Skidrowe
Well-known member
If you had a 70kwh battery going 70mph at 1 mile per kwh (due to load), you would discharge the battery in 1 hour. That would be a 1C discharge rate. Even if you had a generator that could run at 70kw and output it continuously for an hour to charge the battery the whole time, that battery would have to have a 2C rating and that thing would get HOT! The current ER batteries charge just above 1C for about 5 minutes at the beginning of a charge session before dropping down below 1C to about .7C for the majority of the remaining charge cycle. It would take a different battery chemistry and/or a significantly improved cooling mechanism for the battery.Ya'll need to stop throwing HP and KW together in this thread it just makes it confusing jumping back and forth and that they dont really represent the same idea in this construct.
The Lightning stores kwh, and uses kw while driving.
2.0mi/kwh at 70mph is 35kw average, meaning you use 35kwh in one hour. To maintain even steven you need a generator to output 35kw continuously.
Assuming you are pulling a trailer and getting 1.0mi/kwh you need a generator capable of 70kw.
The question is if Ford will engineer for zero average battery depletion in a worse case situation, or allow allow battery SOC to drop while driving (you can bet they will, they have to).
My estimate, ~70kw. Steady state towing a modestly sized RV or a heavy but small trailer. Doing that in the mountains will deplete your battery.
Battery will be 70-90 kw, just below SR now, saving battery. This marches the performance figure.
I've been curious how efficient a generator Ford can manufacture. It will likely have to be diesel and a rough estimate is that a 70kw diesel generator would burn 5-6 gallons of diesel per hour at 100% load. That would be $30 of diesel to go 140 miles with a big load. Or 23-28 mpg with a limited range.

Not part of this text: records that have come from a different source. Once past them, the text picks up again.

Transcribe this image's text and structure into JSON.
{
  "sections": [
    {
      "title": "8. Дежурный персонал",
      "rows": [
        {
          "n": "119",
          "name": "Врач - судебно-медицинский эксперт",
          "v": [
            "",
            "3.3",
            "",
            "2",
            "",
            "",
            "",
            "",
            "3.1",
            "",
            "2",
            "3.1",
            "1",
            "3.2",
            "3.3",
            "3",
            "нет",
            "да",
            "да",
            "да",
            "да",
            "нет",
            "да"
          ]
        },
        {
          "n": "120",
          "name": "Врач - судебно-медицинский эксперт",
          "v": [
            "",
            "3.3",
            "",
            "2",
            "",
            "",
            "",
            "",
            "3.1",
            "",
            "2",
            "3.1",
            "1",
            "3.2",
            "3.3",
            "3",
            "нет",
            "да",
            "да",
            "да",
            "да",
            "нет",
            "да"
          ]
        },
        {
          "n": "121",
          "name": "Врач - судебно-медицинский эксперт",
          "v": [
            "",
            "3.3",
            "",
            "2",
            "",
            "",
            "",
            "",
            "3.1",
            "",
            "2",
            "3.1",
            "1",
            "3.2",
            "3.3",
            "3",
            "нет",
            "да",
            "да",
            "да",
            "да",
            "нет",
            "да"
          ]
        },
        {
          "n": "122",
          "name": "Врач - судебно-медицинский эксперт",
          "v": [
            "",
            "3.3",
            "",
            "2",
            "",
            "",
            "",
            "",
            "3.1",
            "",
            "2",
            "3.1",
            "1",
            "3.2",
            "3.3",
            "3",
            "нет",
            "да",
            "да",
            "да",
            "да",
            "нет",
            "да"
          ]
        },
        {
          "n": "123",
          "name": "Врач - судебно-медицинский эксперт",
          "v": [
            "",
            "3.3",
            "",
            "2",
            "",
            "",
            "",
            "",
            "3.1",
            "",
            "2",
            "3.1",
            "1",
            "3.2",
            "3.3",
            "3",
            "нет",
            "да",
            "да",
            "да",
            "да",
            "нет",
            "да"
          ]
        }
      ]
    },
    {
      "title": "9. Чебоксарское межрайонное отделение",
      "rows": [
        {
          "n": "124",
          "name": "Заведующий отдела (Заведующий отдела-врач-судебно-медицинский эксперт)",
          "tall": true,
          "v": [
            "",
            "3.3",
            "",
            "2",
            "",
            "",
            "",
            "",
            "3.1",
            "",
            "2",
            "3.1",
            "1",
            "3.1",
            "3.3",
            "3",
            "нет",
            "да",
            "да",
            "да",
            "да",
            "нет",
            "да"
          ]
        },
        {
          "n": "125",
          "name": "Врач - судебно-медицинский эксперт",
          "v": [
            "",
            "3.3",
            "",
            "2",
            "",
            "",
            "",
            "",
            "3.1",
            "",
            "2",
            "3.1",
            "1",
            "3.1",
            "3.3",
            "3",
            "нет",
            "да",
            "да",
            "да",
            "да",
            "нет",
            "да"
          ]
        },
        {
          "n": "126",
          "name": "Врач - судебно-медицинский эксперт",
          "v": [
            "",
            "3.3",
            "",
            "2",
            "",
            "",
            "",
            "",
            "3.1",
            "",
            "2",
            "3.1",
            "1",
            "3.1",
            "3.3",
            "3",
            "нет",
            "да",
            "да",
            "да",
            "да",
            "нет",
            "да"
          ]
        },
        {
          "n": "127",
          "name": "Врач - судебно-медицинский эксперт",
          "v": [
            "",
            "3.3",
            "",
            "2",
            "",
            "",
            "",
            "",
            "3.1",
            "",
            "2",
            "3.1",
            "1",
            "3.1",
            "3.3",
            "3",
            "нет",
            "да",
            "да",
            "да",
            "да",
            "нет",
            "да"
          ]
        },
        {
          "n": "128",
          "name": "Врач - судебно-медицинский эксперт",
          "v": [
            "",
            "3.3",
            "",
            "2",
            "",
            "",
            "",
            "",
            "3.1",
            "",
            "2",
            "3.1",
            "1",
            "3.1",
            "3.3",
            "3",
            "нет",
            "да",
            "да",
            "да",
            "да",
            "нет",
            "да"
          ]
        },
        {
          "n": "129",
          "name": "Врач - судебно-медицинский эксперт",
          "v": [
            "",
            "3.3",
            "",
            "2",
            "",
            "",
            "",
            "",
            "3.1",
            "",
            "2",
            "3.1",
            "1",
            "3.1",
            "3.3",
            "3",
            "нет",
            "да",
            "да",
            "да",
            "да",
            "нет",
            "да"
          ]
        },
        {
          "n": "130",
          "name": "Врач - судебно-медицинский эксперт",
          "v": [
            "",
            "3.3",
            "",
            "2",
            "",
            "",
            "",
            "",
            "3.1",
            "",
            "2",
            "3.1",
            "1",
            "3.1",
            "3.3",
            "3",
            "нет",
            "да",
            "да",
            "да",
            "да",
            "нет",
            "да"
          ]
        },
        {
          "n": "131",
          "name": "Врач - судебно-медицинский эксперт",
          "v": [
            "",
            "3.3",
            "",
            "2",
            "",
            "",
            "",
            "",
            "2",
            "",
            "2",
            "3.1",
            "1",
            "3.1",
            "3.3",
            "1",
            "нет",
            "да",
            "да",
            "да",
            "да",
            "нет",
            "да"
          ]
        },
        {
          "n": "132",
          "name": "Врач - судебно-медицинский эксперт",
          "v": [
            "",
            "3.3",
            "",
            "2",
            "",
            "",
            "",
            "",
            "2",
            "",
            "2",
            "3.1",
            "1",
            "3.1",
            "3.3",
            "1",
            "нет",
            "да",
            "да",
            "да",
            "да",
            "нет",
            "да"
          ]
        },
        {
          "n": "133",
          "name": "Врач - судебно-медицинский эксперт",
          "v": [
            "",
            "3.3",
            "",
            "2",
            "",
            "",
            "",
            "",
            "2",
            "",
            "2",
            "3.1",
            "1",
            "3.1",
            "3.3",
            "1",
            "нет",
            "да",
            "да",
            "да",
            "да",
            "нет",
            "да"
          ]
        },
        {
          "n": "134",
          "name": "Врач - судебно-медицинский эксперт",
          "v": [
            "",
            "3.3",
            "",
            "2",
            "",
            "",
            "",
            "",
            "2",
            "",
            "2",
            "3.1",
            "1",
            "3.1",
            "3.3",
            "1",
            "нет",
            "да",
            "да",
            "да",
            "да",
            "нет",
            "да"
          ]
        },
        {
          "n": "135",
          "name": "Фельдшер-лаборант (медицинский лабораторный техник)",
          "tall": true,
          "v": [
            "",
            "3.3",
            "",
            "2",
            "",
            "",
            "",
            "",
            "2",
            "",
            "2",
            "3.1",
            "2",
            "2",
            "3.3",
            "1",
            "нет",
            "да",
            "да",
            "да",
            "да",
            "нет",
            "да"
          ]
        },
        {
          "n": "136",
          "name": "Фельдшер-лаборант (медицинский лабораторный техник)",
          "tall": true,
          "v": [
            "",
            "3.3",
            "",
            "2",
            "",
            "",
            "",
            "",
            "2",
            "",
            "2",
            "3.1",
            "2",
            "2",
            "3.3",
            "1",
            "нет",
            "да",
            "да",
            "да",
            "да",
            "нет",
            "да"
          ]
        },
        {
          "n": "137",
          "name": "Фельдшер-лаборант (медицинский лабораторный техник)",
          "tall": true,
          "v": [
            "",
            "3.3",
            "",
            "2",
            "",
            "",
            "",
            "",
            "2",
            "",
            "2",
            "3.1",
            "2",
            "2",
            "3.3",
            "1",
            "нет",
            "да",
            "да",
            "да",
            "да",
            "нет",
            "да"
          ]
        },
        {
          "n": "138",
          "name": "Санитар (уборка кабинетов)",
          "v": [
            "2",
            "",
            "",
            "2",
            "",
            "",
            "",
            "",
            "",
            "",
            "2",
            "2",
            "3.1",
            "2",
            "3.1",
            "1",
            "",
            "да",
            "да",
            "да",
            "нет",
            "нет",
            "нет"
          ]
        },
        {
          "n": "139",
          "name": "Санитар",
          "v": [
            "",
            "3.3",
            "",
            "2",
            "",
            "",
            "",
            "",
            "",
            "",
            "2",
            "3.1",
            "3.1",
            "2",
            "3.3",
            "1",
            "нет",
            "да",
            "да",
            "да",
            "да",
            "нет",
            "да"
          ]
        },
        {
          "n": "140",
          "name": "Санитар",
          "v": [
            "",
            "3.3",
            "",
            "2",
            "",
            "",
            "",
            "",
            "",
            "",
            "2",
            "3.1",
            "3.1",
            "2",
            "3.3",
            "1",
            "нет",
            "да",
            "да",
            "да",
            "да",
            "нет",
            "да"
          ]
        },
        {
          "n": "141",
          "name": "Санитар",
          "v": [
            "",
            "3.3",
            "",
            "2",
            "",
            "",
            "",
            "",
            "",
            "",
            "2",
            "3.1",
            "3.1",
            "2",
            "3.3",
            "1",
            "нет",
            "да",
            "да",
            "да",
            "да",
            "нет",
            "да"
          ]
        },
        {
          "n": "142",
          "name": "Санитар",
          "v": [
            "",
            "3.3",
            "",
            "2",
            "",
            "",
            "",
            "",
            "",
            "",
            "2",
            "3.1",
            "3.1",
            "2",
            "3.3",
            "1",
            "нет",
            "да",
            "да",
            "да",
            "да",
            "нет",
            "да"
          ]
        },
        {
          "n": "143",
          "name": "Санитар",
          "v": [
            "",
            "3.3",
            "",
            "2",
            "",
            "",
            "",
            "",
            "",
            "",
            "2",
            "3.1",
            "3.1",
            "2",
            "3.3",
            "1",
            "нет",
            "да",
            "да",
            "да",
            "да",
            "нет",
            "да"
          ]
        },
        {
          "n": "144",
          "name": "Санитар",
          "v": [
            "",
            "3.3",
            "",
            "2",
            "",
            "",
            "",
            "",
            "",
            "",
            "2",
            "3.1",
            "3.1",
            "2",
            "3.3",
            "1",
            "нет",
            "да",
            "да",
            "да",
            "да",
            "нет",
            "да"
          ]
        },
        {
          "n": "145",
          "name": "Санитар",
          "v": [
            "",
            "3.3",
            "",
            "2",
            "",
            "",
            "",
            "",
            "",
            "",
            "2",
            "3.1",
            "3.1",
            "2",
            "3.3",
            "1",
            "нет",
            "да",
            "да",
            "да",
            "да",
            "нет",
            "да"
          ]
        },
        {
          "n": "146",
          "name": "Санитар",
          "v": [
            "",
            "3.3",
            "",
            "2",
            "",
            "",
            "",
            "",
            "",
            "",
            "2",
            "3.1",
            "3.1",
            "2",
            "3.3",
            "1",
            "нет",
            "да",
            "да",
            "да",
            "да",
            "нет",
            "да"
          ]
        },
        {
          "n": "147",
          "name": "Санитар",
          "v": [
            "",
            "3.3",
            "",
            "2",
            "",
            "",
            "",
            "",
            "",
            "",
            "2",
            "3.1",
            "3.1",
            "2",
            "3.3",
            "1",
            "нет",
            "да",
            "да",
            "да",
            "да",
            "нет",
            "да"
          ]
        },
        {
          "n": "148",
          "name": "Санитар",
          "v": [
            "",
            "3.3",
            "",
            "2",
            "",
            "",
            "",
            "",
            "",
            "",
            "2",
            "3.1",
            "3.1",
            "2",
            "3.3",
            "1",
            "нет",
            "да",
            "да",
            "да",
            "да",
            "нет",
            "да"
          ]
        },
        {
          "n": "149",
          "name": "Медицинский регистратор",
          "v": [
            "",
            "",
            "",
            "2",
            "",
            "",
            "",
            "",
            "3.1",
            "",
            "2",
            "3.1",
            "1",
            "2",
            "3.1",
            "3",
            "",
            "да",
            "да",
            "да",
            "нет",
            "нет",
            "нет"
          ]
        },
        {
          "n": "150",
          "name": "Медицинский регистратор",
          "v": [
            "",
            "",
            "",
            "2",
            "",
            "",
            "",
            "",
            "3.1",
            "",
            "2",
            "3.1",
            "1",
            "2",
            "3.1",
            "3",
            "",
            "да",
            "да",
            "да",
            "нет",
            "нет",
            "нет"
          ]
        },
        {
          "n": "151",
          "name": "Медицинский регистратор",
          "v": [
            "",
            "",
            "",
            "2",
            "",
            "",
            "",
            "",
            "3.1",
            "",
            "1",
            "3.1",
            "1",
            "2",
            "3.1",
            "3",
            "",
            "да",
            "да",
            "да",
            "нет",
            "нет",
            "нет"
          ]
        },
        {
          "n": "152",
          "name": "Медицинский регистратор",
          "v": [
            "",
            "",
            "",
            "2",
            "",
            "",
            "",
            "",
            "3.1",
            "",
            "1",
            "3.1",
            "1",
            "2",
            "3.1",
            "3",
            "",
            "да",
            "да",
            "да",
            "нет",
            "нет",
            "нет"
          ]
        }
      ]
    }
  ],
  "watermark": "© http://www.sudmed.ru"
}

If you increased the battery capacity and generator output, it would increase range at a non-linear rate because you wouldn't also increase the distance (speed) you'd go in an hour. So then the battery would be discharging at a less than 1C rate and leave more room to charge simultaneously without heating the battery up as much. I wonder where the sweet spot would be between battery size, generator output, and total range.
The possibility of thermal runaway increases (I don't know if it's significant) if the cooling mechanism fails while the battery is both charging and discharging at a high rate. Safety measures would have to throttle your power output and charge rate from the generator and would result in a significantly different towing experience than the peak performance of these batteries and motors are capable of.
Despite me not being interested in anything but a battery powered EV, I'm really curious how the engineers at Ford will balance and overcome all these limitations of modern EV batteries and ICE technology. Solving problems is fun. Reading how others solved them is a close second.